Security for unverified flatpak applications

Phil995511 · May 2, 2024, 11:54am

Good morning,

With all the ill-intentioned people, pirates and others who exist in the world and who are rampant on the internet, I do not understand that you put online unverified Flatpak packages that any dishonest person could put online on your servers.

Do you want, because of your behavior, to be at the center of an upcoming Linux scandal ?!? Because by doing so, it is certain that it will eventually happen ;-(

+/- 20 years ago Linux Mint was hacked and fake images were linked on their website, more recently there was the .XZ scandal and between these two events there must be many more. others…

You should urgently review your security policy because as it stands, unverified applications are a major risk for the entire community of Linux users as well as for the reputation of this OS…

Greetings.

graham · May 2, 2024, 12:45pm

It’s clearly an issue but in the defence of Flathub and Flatpaks in general, they have taken action by indicating which packages are verified (more so than in some package managers one could mention) so what is not to like?
The whole point of FOSS is it’s “openness” and if people choose to use something which might present a risk to mission critical systems, then as adults, that is clearly their choice but a verification process such as Flathub possesses minimises that risk, no?

Phil995511 · May 2, 2024, 2:03pm

As things currently stand, Flathub does not sufficiently secure the flatpak packages made available.

To have security that meets user needs, only verified developers and software should be available.

graham · May 2, 2024, 3:08pm

Which is why I wrote:

Those that are include a small alongside them such as you see here

Erick555 · May 2, 2024, 6:46pm

Verified badge only means the package is maintained or acked by upstream developers(s). It doesn’t mean those apps are more secure or non-malicious. XZ was backdoored by one of core developers so it was 100% verified.

Users may not install unverified apps it they don’t trust them but I think they may not need someone telling them what they should or shouldn’t do.

razzeee · May 5, 2024, 2:15pm

Please read Verified apps | Flathub Documentation and consider locking down your apps to verified only then.

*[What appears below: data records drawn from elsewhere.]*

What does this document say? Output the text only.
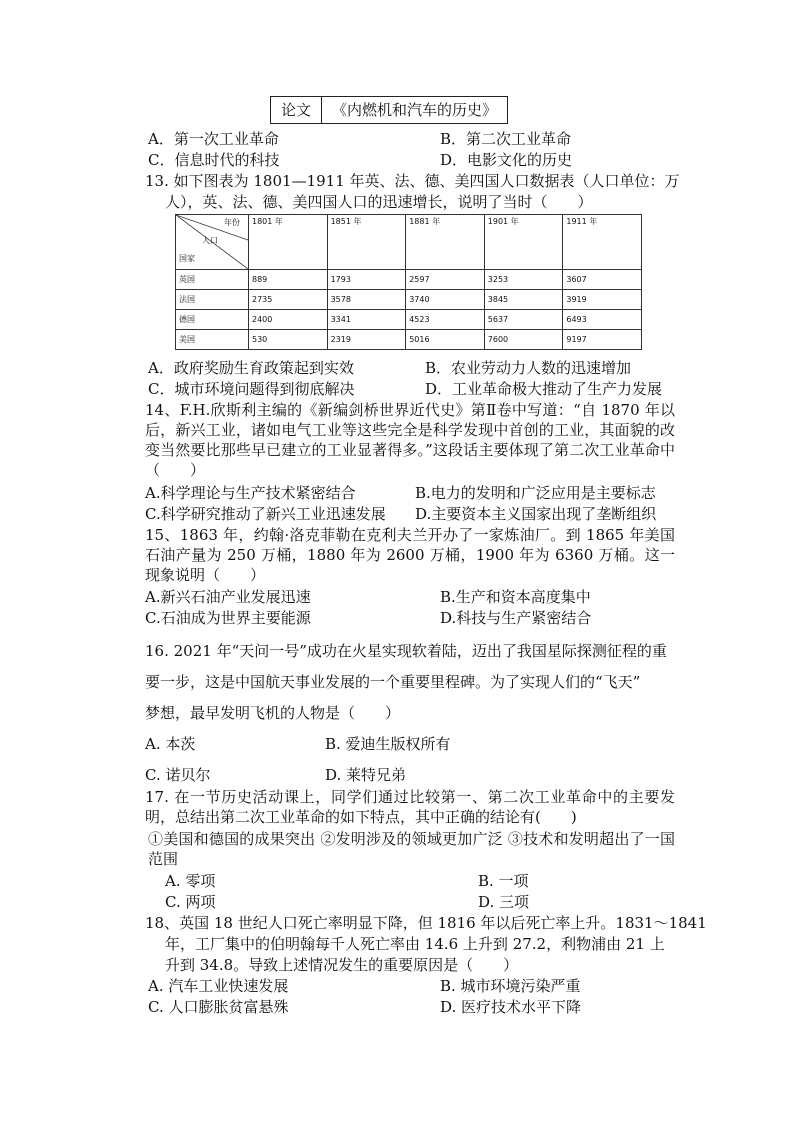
论文	《内燃机和汽车的历史》
A．第一次工业革命	B．第二次工业革命
C．信息时代的科技	D．电影文化的历史
13. 如下图表为 1801—1911 年英、法、德、美四国人口数据表（人口单位：万
人），英、法、德、美四国人口的迅速增长，说明了当时（　　）
年份
人口
国家	1801 年	1851 年	1881 年	1901 年	1911 年
英国	889	1793	2597	3253	3607
法国	2735	3578	3740	3845	3919
德国	2400	3341	4523	5637	6493
美国	530	2319	5016	7600	9197
A．政府奖励生育政策起到实效	B．农业劳动力人数的迅速增加
C．城市环境问题得到彻底解决	D．工业革命极大推动了生产力发展
14、F.H.欣斯利主编的《新编剑桥世界近代史》第Ⅱ卷中写道：“自 1870 年以后，新兴工业，诸如电气工业等这些完全是科学发现中首创的工业，其面貌的改变当然要比那些早已建立的工业显著得多。”这段话主要体现了第二次工业革命中（　　）
A.科学理论与生产技术紧密结合	B.电力的发明和广泛应用是主要标志
C.科学研究推动了新兴工业迅速发展 D.主要资本主义国家出现了垄断组织
15、1863 年，约翰·洛克菲勒在克利夫兰开办了一家炼油厂。到 1865 年美国石油产量为 250 万桶，1880 年为 2600 万桶，1900 年为 6360 万桶。这一现象说明（　　）
A.新兴石油产业发展迅速	B.生产和资本高度集中
C.石油成为世界主要能源	D.科技与生产紧密结合
16. 2021 年“天问一号”成功在火星实现软着陆，迈出了我国星际探测征程的重
要一步，这是中国航天事业发展的一个重要里程碑。为了实现人们的“飞天”
梦想，最早发明飞机的人物是（　　）
A. 本茨	B. 爱迪生版权所有
C. 诺贝尔	D. 莱特兄弟
17. 在一节历史活动课上，同学们通过比较第一、第二次工业革命中的主要发明，总结出第二次工业革命的如下特点，其中正确的结论有(　　)
①美国和德国的成果突出 ②发明涉及的领域更加广泛 ③技术和发明超出了一国范围
A. 零项	B. 一项
C. 两项	D. 三项
18、英国 18 世纪人口死亡率明显下降，但 1816 年以后死亡率上升。1831～1841
年，工厂集中的伯明翰每千人死亡率由 14.6 上升到 27.2，利物浦由 21 上
升到 34.8。导致上述情况发生的重要原因是（　　）
A. 汽车工业快速发展	B. 城市环境污染严重
C. 人口膨胀贫富悬殊	D. 医疗技术水平下降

I get the feeling, you’re not understanding this (yet) and you’re also not bringing forth anything technical, just a general feeling of unease.

andrew_j · May 10, 2024, 2:58am

If you look at the manifest file in the link at the bottom of the page you can see the source and binary files used to create the unverified applications. This is very reassuring (I haven’t seen anything suspicious, dependencies are from the official domains you expect and the program themselves are from the official github or official domain) but it is time consuming.

What do you think of my idea?

Edit: Showing a list of source and binary files (the URLs) on the Flathub page. And verifying/being clear if there from binaries or source.